I did this. I was working at a place with lotsa scrap lumber that just got thrown in the dumpster and thought it was quite a waste - and I'm pretty cheap
so I started looking at woodstoves and finally foound the "tent stoves" you mention.
There are a few sites that actually show you how to make them out of just about everything from toolboxes to buckets. Didn't look too hard.
I'd run across an old broken microwave that somebody'd thrown off in the desert and it was perfect for a tent stove. The "firebox" or actual oven part is suspended a couple of inches inside the outer case. I grabbed it, cut a hole in the top and got some stovepipe from the hardware store, took all the electronics out, replaced the glass window in the door with metal (salvaged from a washing machine, cut a vent in the front, fashioned a sliding door over it for an air inlet. put a cookie sheet on two bricks inside and fired it up out in the yard. Worked fine - after about and hour of burning the outer case was still "touchable", so not hot enough to hurt anything. Draft was good.
Made a metal panel to go over the window from the front of an old washing machine, put it over the window, mounted the stove on legs so it would line up with the window.
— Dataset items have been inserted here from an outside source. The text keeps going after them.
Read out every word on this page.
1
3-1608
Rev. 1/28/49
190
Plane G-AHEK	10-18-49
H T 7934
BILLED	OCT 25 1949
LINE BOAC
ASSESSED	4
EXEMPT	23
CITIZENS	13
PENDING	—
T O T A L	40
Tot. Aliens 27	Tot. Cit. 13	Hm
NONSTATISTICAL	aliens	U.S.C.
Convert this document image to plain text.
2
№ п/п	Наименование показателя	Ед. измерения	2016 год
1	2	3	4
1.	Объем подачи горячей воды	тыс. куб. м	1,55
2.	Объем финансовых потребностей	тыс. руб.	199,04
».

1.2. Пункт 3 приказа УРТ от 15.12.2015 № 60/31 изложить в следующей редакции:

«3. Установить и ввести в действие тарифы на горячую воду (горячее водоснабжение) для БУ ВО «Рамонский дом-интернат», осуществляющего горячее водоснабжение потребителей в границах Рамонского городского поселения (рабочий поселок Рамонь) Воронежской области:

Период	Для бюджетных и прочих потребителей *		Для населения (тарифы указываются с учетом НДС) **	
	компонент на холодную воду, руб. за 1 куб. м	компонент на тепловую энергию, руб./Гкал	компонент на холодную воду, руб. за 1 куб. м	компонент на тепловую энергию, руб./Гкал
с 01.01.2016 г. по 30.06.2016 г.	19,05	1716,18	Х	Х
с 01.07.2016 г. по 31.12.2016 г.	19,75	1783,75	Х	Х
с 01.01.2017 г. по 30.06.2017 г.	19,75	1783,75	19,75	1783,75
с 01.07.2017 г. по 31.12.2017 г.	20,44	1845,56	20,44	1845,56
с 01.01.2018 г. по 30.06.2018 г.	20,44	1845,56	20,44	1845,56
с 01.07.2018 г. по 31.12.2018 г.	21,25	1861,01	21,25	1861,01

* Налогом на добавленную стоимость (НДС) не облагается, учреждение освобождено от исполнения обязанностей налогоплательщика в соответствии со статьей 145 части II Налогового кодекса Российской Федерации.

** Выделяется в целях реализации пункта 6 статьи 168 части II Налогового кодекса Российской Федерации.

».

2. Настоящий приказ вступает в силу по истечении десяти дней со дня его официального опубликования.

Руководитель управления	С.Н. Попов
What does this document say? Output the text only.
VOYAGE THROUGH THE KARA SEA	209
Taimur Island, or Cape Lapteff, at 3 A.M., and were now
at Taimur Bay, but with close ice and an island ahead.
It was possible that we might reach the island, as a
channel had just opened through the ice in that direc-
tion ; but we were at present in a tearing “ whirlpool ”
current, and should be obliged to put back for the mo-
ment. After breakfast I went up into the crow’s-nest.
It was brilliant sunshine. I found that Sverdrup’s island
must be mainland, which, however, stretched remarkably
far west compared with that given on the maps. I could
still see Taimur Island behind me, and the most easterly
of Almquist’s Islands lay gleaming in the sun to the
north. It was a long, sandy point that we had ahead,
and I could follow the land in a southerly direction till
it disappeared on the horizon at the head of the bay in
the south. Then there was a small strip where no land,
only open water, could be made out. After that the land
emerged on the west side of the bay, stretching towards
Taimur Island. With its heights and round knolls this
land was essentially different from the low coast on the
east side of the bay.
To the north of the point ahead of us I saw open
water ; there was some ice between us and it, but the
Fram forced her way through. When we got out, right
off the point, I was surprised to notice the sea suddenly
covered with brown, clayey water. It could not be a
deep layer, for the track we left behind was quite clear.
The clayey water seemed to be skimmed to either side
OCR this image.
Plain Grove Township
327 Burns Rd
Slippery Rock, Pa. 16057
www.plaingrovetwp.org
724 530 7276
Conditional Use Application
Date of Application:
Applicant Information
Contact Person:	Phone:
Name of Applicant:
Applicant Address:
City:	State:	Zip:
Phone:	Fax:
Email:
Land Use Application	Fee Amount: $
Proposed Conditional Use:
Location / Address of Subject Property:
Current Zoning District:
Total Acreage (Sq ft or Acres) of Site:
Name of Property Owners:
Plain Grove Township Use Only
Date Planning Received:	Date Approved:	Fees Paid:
This was on top of a cabinet, so the legs were only a coupla inches tall. Set the stove in place, put the metal panel in place with some sheetmetal screws and weatherstripping, elbowed out of the stove and cut a piece of pipe to reach the metal panel. Once everything was setup, I cut a hole in the metal panel, ran the the pipe over to just meet the panel, made some clips to hold the pipe lined up with the hole in the panel.
Made up a removeable stack with an elbow and a single length of pipe for the outside.
To use the stove, take out the top two screws, pull the metal panel back and slide the window down. Attach the stack on the outside. Light the stove.
Putting it out quickly is pretty simple. pour some water on the fire, take the cookie sheet outside and flood the coals, toss the ashes. Remove the stack, slide up the window from the outside.
I burned everything I could find in it that wasn't treated. It worked good, but I couldn't put enough fuel in it to last all night. About 4 hours was all I could get outta one load.
It's easy to put in and take out, taking it out is as removing the panel on the window and detaching it from however you've mounted it. Also quite light, about 20 pounds, so a little less hazard with flying cast iron if you have an "in tranit untoward event".
Also simplifies the mounting method. I fashioned up a bracket that slides into the raingutter to give the stack some support, as the wind out here often gusts to 50 or so.
I didn't put it in this year simply because I've run out of free fuel - I've burned every abandoned couch, chair and stick of construction debris I could find out here.
It would heat my entire bus about 70 dfegrees about the outside temperature, and I haven't got a gonzo insulation job here.